Poezja - sztuka wyrażania słowami uczuć i myśli najgłębszych, nie jest ostatnio przez młodzież hołubiona. Oddaje rzeczywistość nie wprost, zmusza do refleksji, do zagłębienia się w emocje i poruszenia w sobie tych najtkliwszych duszy strun. Zadanie to nie jest łatwe dla pokolenia netgeneracji, które zdecydowanie woli mniej skomplikowane przekazy. Niemniej warto jest przypominać młodzieży, że poza sms-ami i e-mail-ami są inne formy przekazywania światu naszych poglądów, doświadczeń i wrażeń. W tym właśnie celu pod koniec listopada (dokładnie 29) tego roku, w progi Biblioteki Liceum Ogólnokształcącego nr I we Wrocławiu zawitał poeta, Kazimierz Burnat.
Ten wrocławski twórca, rodem ze Szczepanowic nad Dunajcem, przedstawił uczniom własną definicję poezji jako odzwierciedlenia piękna i prawdy. Podkreślił jednak, że samo uniesienie, natchnienie nie wystarcza do stworzenia dzieła doskonałego, jak to w życiu, potrzebny jest także trud pracy.
Pan Burnat recytował uczniom swoje wiersze, m.in. z tomiku „Przenikanie”, który został nagrodzony podczas XVI Międzynarodowej Galicyjskiej Jesieni Literackiej oraz XXIX Międzynarodowego Listopada Poetyckiego w Poznaniu.
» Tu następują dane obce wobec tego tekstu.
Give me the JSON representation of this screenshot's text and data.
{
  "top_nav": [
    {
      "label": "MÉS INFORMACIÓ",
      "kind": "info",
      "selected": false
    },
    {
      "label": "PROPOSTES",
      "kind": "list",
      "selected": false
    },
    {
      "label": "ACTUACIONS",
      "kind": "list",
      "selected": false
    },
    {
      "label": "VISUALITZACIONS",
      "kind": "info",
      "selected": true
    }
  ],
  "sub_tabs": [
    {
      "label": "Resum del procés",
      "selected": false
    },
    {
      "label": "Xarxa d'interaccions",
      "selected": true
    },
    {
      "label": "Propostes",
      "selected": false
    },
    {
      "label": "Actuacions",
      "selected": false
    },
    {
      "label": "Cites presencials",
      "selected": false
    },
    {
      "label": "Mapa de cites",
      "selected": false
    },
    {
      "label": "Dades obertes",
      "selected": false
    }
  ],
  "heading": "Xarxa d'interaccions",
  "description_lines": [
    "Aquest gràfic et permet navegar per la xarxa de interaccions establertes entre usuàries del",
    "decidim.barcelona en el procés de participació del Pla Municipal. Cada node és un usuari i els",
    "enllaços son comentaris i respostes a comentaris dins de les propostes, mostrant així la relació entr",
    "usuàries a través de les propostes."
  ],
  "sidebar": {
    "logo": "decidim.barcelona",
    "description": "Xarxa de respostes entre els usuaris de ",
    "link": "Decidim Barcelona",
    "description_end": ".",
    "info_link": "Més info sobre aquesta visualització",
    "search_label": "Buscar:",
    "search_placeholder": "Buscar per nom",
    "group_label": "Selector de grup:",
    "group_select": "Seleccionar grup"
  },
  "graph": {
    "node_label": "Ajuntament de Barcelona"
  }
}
Kilka utworów we własnej interpretacji przeczytała także Olga Wyrwich, uczennicy klasy 2 F. Panował nastrój zadumy i melancholii.
Liryczna atmosfera rozpierzchła się chwilę potem, ustępując miejsca pełnej energii burzy pytań. Młodzież chciała wiedzieć, czy każdy może być poetą, czy w procesie tworzenia pomaga znajomość tradycji literackiej, jak autor reaguje na zjawisko „twórczej zdrady”. Pan Burnat wyraził opinię, że każdy może uprawiać tę sztukę, bo jest ona innym sposobem wyrażenia samego siebie. Nie powinno się jednak pisać do szuflady, ale skonfrontować „owoce” swojej pracy z odbiorcą. Znajomość dokonań literackich innych twórców uważa za istotną, wzbogacającą warsztat artystyczny oraz poszerzającą horyzonty światopoglądowe, natomiast interpretację utworów odmienną od autorskiej traktuje jako naturalną w przypadku poezji (odbiór subiektywny), a dla twórcy wskazaną i konstruktywną.
Liczne pytania padające z sali dotyczyły również bogatej biografii pana Kazimierza Burnata, którą pokrótce przedstawiła na początku spotkania pani Dorota Guzikowska – nauczyciel bibliotekarz. Koleje losu poety były rzeczywiście ciekawe, a jego życie zawodowe bogate w różne doświadczenia. Można by rzec, że to człowiek renesansu albo bardziej kolokwialnie „mężczyzna pracujący”, co to nie ucieka przed żadnym wyzwaniem. Wśród wielu profesji, jakie wykonywał wymieniał: żołnierz, nauczyciel-wychowawca w poprawczaku (o tym zajęciu wspomina najchętniej i z sentymentem), prawnik, ekonomista (dyrektor w ZZSD „Polar” i spółkach prawa handlowego), publicysta, dziennikarz, edytor, tłumacz, wydawca, poeta, a także działacz społeczny na rzecz osób niepełnosprawnych i klubów sportowych. Podkreślał, że wszystko, co robił, co poznał, możliwość podróżowania po świecie, poznania różnych kultur, wzbogaciło go jako człowieka, pozwoliło mu się rozwinąć i dojrzeć do decyzji, że podzieli się tym z innymi. Swoją pierwszą książkę wydał w wieku 52 lat. Jak widać wiek nie stanowi przeszkody dla rozwijania artystycznych pasji.
Teraz powinno nastąpić, jak to przy końcu opowieści bywa, i ja tam byłam..., ale może bardziej na miejscu będzie napisać po prostu, że spotkanie zakończyły oficjalnie podziękowania dla pana Kazimierza Burnata, jakie padły z ust organizatorek imprezy (nauczycielek bibliotekarek), za to, że zgodził się wesprzeć akcję przybliżania młodzieży poetyckiej konwencji przedstawiania rzeczywistości, a przez to kultury wysokiej.